Avec un peu d'honnêteté intellectuelle, Paul Terra aurait pu remarquer qu'IDG Groupe avait choisi l'OL comme club référent en Europe pour investir près de 100 M€ de fonds propres, ce qui est exceptionnel, sur une valorisation qui, à elle seule, aurait dû rappeler à Lyon Capitale l'extraordinaire réussite de ce Parc. La valorisation qui en découle - IDG a investi 100 M€ pour 20% du capital ce qui représente une valorisation de 500 M€ pour OL Groupe auquel il convient de rajouter l'endettement de l'époque, 270 M€, pour obtenir la valeur réelle d'OL Groupe (entreprise value) - s'établit donc à 770 M€ !!! Il y aurait encore d’autres précisions à apporter (les droits à bâtir ont toujours fait partie du business plan contrairement à ce qu'évoque l'article) et des vérités à rétablir. 

Ainsi, la performance économique d'OL Groupe est devenue une success story que seuls les gens animés de mauvaises intentions peuvent contester : parler d'un déficit ramené à 2,3 M€ comme Paul Terra l'indique est faux et gravissime alors que les comptes arrêtés au 30 juin 2016 font état d'un résultat avant impôts de 16,7 M€, et surtout d'un EBE de 52,1 M€ qui permet à l'entreprise OL de rembourser en temps et en heures ses emprunts mais aussi de générer des fonds propres qui au 31 décembre 2017 seront supérieurs à 200 M€, représentant une part significative de ceux de l’ensemble du football français. 

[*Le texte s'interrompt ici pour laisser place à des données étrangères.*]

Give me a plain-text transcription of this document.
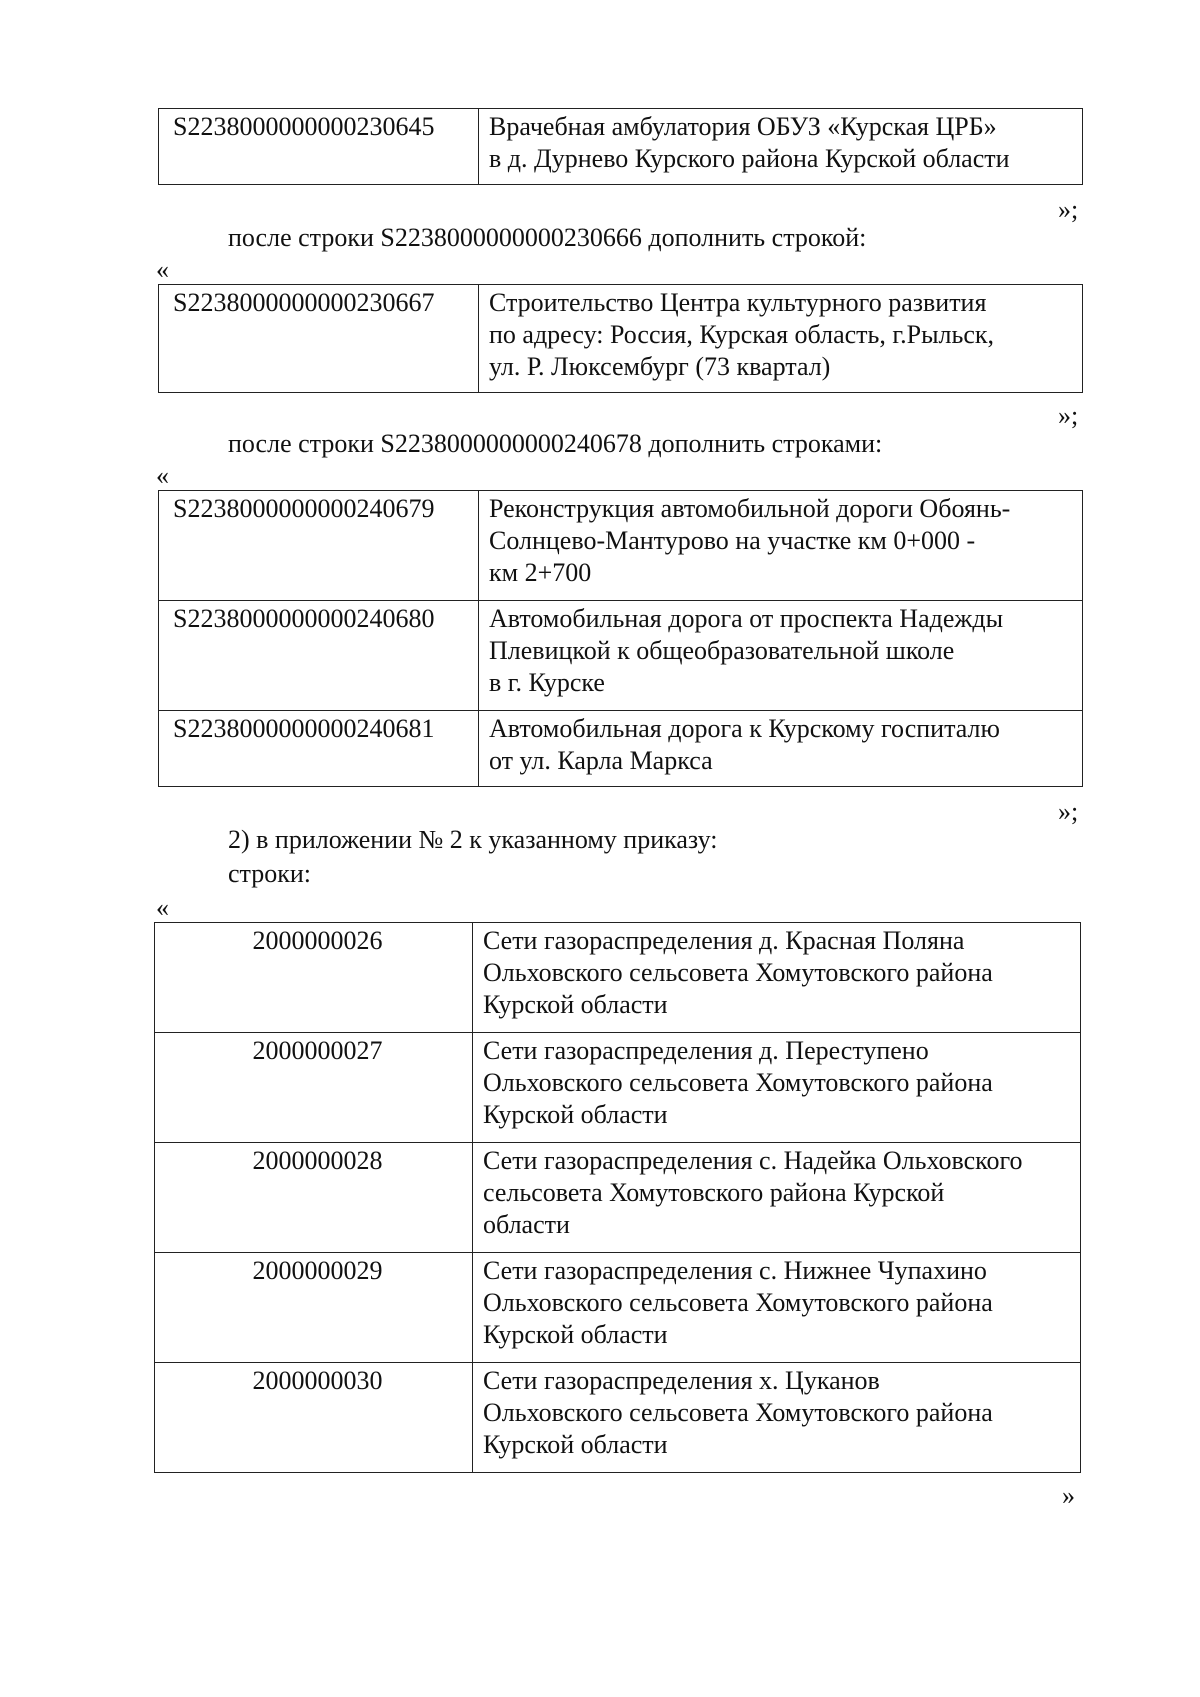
S2238000000000230645	Врачебная амбулатория ОБУЗ «Курская ЦРБ»
в д. Дурнево Курского района Курской области
»;
после строки S2238000000000230666 дополнить строкой:
«
S2238000000000230667	Строительство Центра культурного развития
по адресу: Россия, Курская область, г.Рыльск,
ул. Р. Люксембург (73 квартал)
»;
после строки S2238000000000240678 дополнить строками:
«
S2238000000000240679	Реконструкция автомобильной дороги Обоянь-
Солнцево-Мантурово на участке км 0+000 -
км 2+700
S2238000000000240680	Автомобильная дорога от проспекта Надежды
Плевицкой к общеобразовательной школе
в г. Курске
S2238000000000240681	Автомобильная дорога к Курскому госпиталю
от ул. Карла Маркса
»;
2) в приложении № 2 к указанному приказу:
строки:
«
2000000026	Сети газораспределения д. Красная Поляна
Ольховского сельсовета Хомутовского района
Курской области
2000000027	Сети газораспределения д. Переступено
Ольховского сельсовета Хомутовского района
Курской области
2000000028	Сети газораспределения с. Надейка Ольховского
сельсовета Хомутовского района Курской
области
2000000029	Сети газораспределения с. Нижнее Чупахино
Ольховского сельсовета Хомутовского района
Курской области
2000000030	Сети газораспределения х. Цуканов
Ольховского сельсовета Хомутовского района
Курской области
»
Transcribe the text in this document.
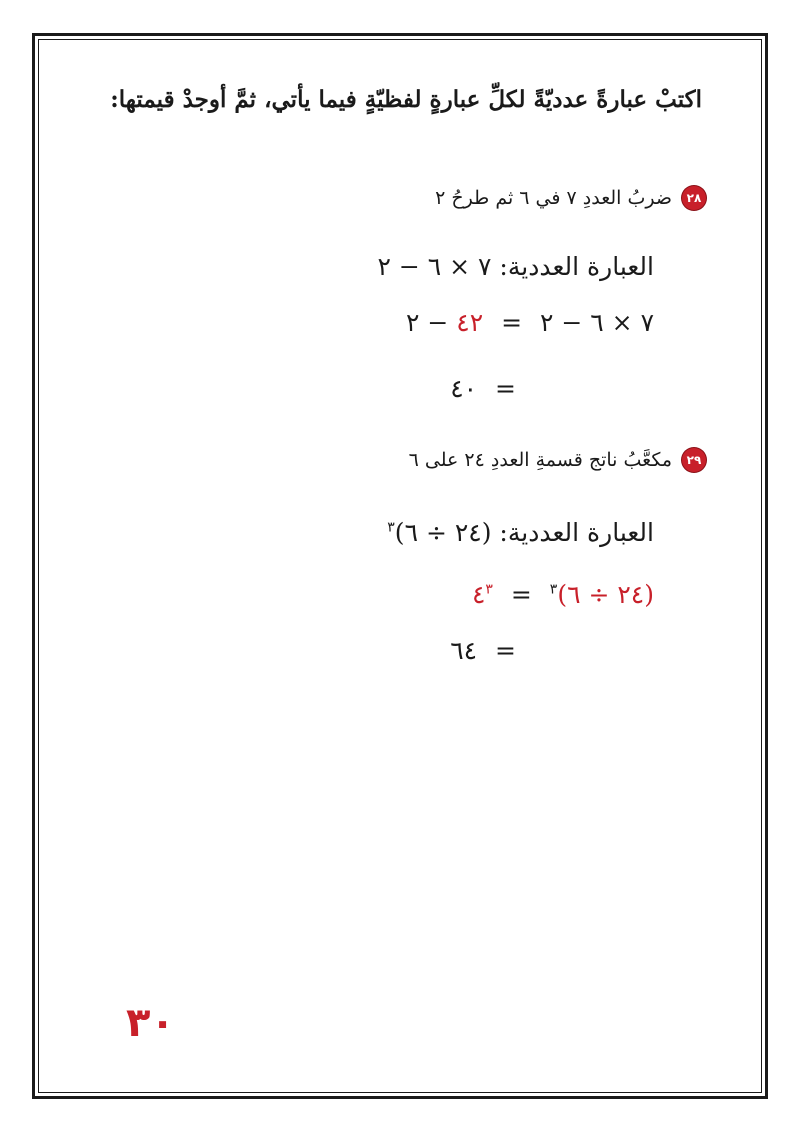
اكتبْ عبارةً عدديّةً لكلِّ عبارةٍ لفظيّةٍ فيما يأتي، ثمَّ أوجدْ قيمتها:
٢٨
ضربُ العددِ ٧ في ٦ ثم طرحُ ٢
العبارة العددية: ٧ × ٦ − ٢
٧ × ٦ − ٢ = ٤٢ − ٢
= ٤٠
٢٩
مكعَّبُ ناتج قسمةِ العددِ ٢٤ على ٦
العبارة العددية: (٢٤ ÷ ٦)$^٣$
(٢٤ ÷ ٦)$^٣$ = $٤^٣$
= ٦٤
٣٠
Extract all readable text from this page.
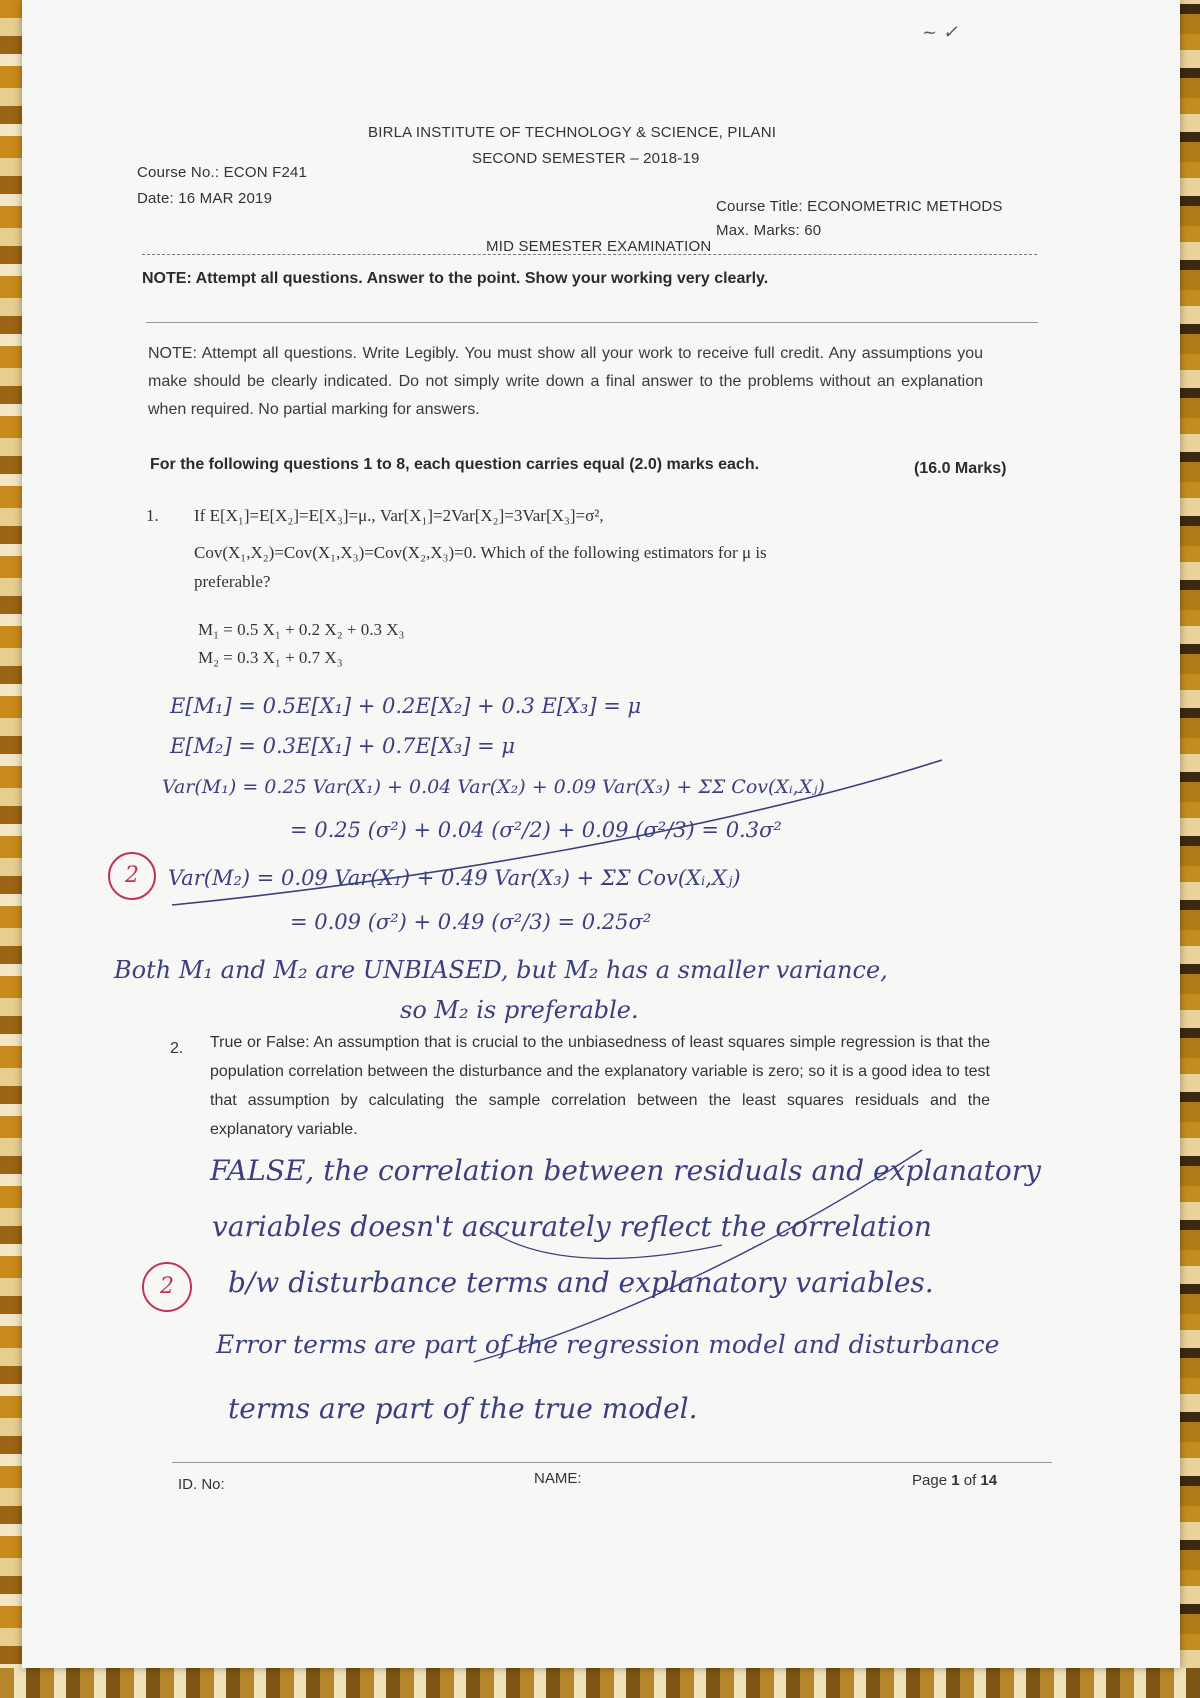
~ ✓
BIRLA INSTITUTE OF TECHNOLOGY & SCIENCE, PILANI
SECOND SEMESTER – 2018-19
Course No.: ECON F241
Date: 16 MAR 2019	Course Title: ECONOMETRIC METHODS
Max. Marks: 60
MID SEMESTER EXAMINATION
NOTE: Attempt all questions. Answer to the point. Show your working very clearly.
NOTE: Attempt all questions. Write Legibly. You must show all your work to receive full credit. Any assumptions you make should be clearly indicated. Do not simply write down a final answer to the problems without an explanation when required. No partial marking for answers.
For the following questions 1 to 8, each question carries equal (2.0) marks each.	(16.0 Marks)
1. If E[X₁]=E[X₂]=E[X₃]=μ., Var[X₁]=2Var[X₂]=3Var[X₃]=σ²,
Cov(X₁,X₂)=Cov(X₁,X₃)=Cov(X₂,X₃)=0. Which of the following estimators for μ is
preferable?
M₁ = 0.5 X₁ + 0.2 X₂ + 0.3 X₃
M₂ = 0.3 X₁ + 0.7 X₃
E[M₁] = 0.5E[X₁] + 0.2E[X₂] + 0.3 E[X₃] = μ
E[M₂] = 0.3E[X₁] + 0.7E[X₃] = μ
Var(M₁) = 0.25 Var(X₁) + 0.04 Var(X₂) + 0.09 Var(X₃) + ΣΣ Cov(Xᵢ,Xⱼ)
= 0.25 (σ²) + 0.04 (σ²/2) + 0.09 (σ²/3) = 0.3σ²
2	Var(M₂) = 0.09 Var(X₁) + 0.49 Var(X₃) + ΣΣ Cov(Xᵢ,Xⱼ)
= 0.09 (σ²) + 0.49 (σ²/3) = 0.25σ²
Both M₁ and M₂ are UNBIASED, but M₂ has a smaller variance,
so M₂ is preferable.
2. True or False: An assumption that is crucial to the unbiasedness of least squares simple regression is that the population correlation between the disturbance and the explanatory variable is zero; so it is a good idea to test that assumption by calculating the sample correlation between the least squares residuals and the explanatory variable.
FALSE, the correlation between residuals and explanatory
variables doesn't accurately reflect the correlation
2	b/w disturbance terms and explanatory variables.
Error terms are part of the regression model and disturbance
terms are part of the true model.
ID. No:	NAME:	Page 1 of 14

Pour tout cela, et pour expliquer la réalité du Parc OL cité comme le plus moderne, beau et environnemental (oui, Monsieur Tête ! ) des stades français de l'Euro, il aurait fallu faire preuve d’objectivité et d’honnêteté, au contraire de cet article truffé de fausses informations relatives à une société cotée en bourse, portant ainsi délibérément préjudice à OL Groupe et contre lequel OL Groupe a décidé de déposer une plainte.